Violets Are Blue cover

Violets Are Blue

Alex Cross • Book 7

4.02 Goodreads
(71.5K ratings)

Why You'll Love This

A serial killer obsessed with vampires is terrifying enough — until the villain you already fear comes back for Alex Cross personally.

  • Great if you want: dual-threat tension where the detective is also the hunted
  • The experience: fast and relentless — chapters end on hooks that demand the next
  • The writing: Patterson strips prose to bone — momentum over atmosphere, always
  • Skip if: you want psychological depth over plot-driven thrills

About This Book

Alex Cross has faced killers, masterminds, and monsters — but nothing quite like what awaits him in Violets Are Blue. When a string of ritualistic murders surfaces, each more disturbing than the last, Cross is pulled into a shadowy subculture where the line between fantasy and genuine evil has been deliberately, terrifyingly erased. And that's only half his problem. A figure from his recent past — cunning, patient, and deeply personal — is closing in on Cross himself. Patterson keeps the pressure coming from two directions at once, and the emotional stakes feel uncomfortably real.

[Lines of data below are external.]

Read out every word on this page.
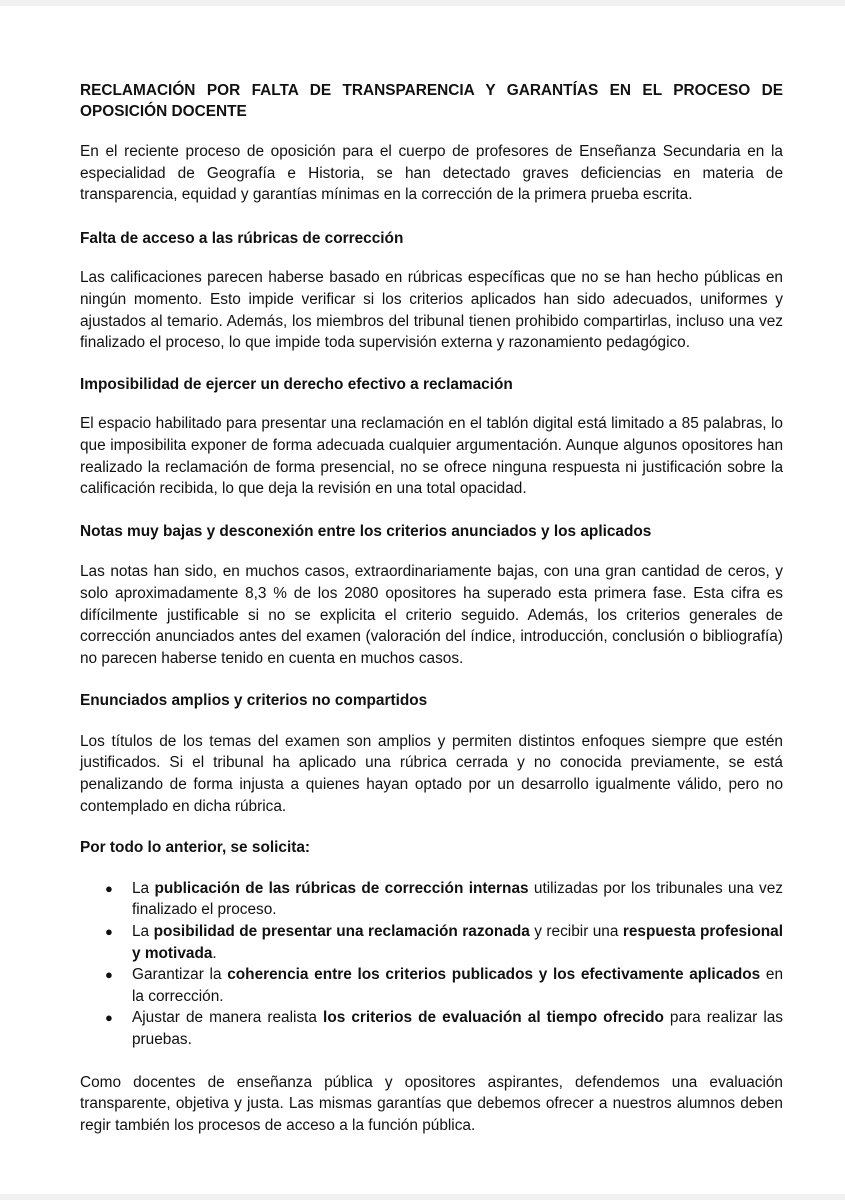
RECLAMACIÓN POR FALTA DE TRANSPARENCIA Y GARANTÍAS EN EL PROCESO DE OPOSICIÓN DOCENTE

En el reciente proceso de oposición para el cuerpo de profesores de Enseñanza Secundaria en la especialidad de Geografía e Historia, se han detectado graves deficiencias en materia de transparencia, equidad y garantías mínimas en la corrección de la primera prueba escrita.

Falta de acceso a las rúbricas de corrección

Las calificaciones parecen haberse basado en rúbricas específicas que no se han hecho públicas en ningún momento. Esto impide verificar si los criterios aplicados han sido adecuados, uniformes y ajustados al temario. Además, los miembros del tribunal tienen prohibido compartirlas, incluso una vez finalizado el proceso, lo que impide toda supervisión externa y razonamiento pedagógico.

Imposibilidad de ejercer un derecho efectivo a reclamación

El espacio habilitado para presentar una reclamación en el tablón digital está limitado a 85 palabras, lo que imposibilita exponer de forma adecuada cualquier argumentación. Aunque algunos opositores han realizado la reclamación de forma presencial, no se ofrece ninguna respuesta ni justificación sobre la calificación recibida, lo que deja la revisión en una total opacidad.

Notas muy bajas y desconexión entre los criterios anunciados y los aplicados

Las notas han sido, en muchos casos, extraordinariamente bajas, con una gran cantidad de ceros, y solo aproximadamente 8,3 % de los 2080 opositores ha superado esta primera fase. Esta cifra es difícilmente justificable si no se explicita el criterio seguido. Además, los criterios generales de corrección anunciados antes del examen (valoración del índice, introducción, conclusión o bibliografía) no parecen haberse tenido en cuenta en muchos casos.

Enunciados amplios y criterios no compartidos

Los títulos de los temas del examen son amplios y permiten distintos enfoques siempre que estén justificados. Si el tribunal ha aplicado una rúbrica cerrada y no conocida previamente, se está penalizando de forma injusta a quienes hayan optado por un desarrollo igualmente válido, pero no contemplado en dicha rúbrica.

Por todo lo anterior, se solicita:
● La publicación de las rúbricas de corrección internas utilizadas por los tribunales una vez finalizado el proceso.
● La posibilidad de presentar una reclamación razonada y recibir una respuesta profesional y motivada.
● Garantizar la coherencia entre los criterios publicados y los efectivamente aplicados en la corrección.
● Ajustar de manera realista los criterios de evaluación al tiempo ofrecido para realizar las pruebas.

Como docentes de enseñanza pública y opositores aspirantes, defendemos una evaluación transparente, objetiva y justa. Las mismas garantías que debemos ofrecer a nuestros alumnos deben regir también los procesos de acceso a la función pública.
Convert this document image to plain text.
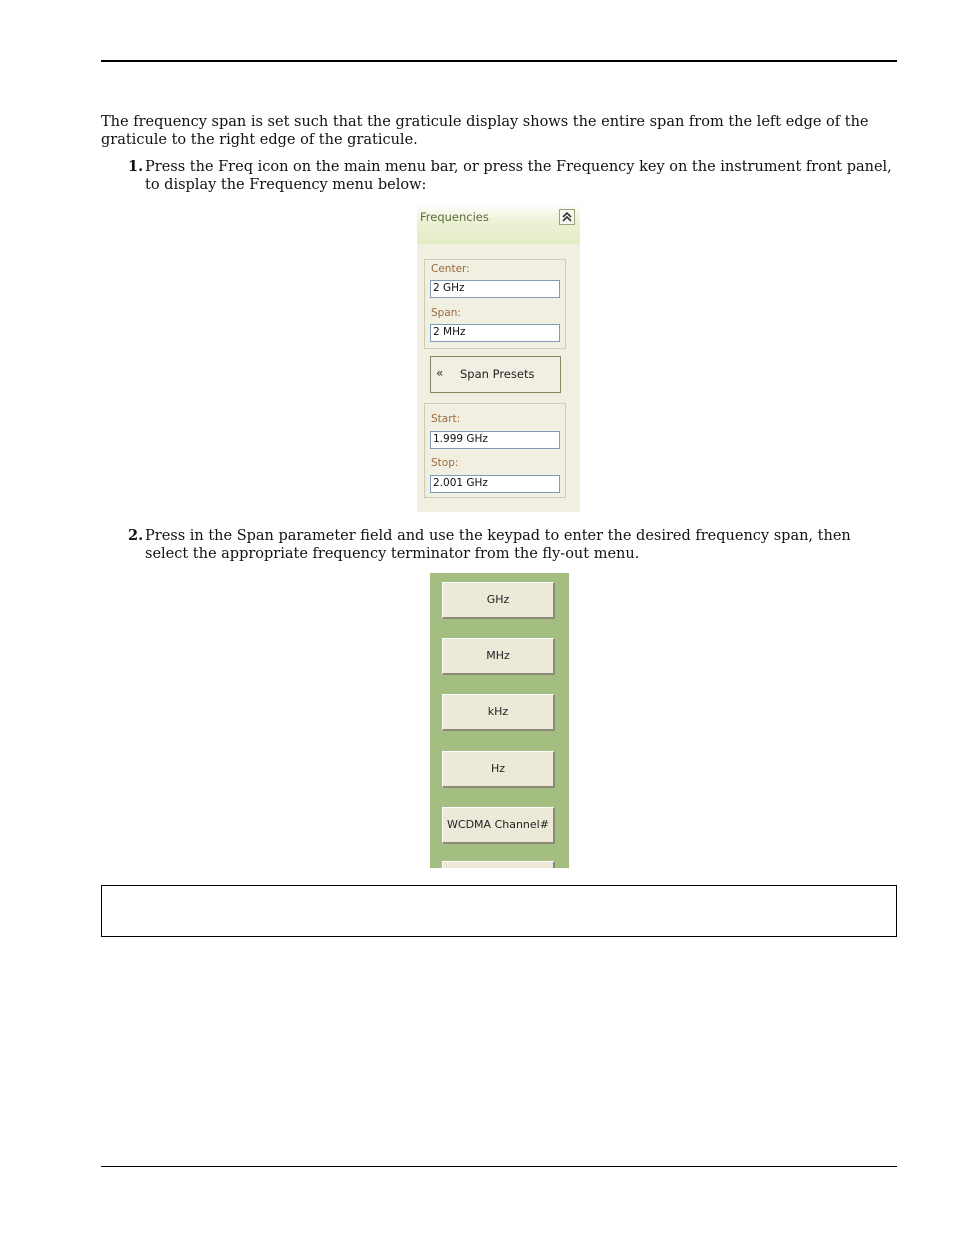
The frequency span is set such that the graticule display shows the entire span from the left edge of the graticule to the right edge of the graticule.
1. Press the Freq icon on the main menu bar, or press the Frequency key on the instrument front panel, to display the Frequency menu below:
Frequencies
Center:
2 GHz
Span:
2 MHz
« Span Presets
Start:
1.999 GHz
Stop:
2.001 GHz
2. Press in the Span parameter field and use the keypad to enter the desired frequency span, then select the appropriate frequency terminator from the fly-out menu.
GHz
MHz
kHz
Hz
WCDMA Channel#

What sets this entry apart in the Alex Cross series is how Patterson balances relentless pacing with genuine psychological unease. The short, punchy chapters — a Patterson signature — work especially well here, creating a rhythm that makes the book feel propulsive without sacrificing the dread that slowly builds beneath the surface. By book seven, Cross carries real weight as a character, and Patterson uses that history to add dimension to every scene. This isn't just a thriller that moves fast; it's one that lingers after you've turned the last page.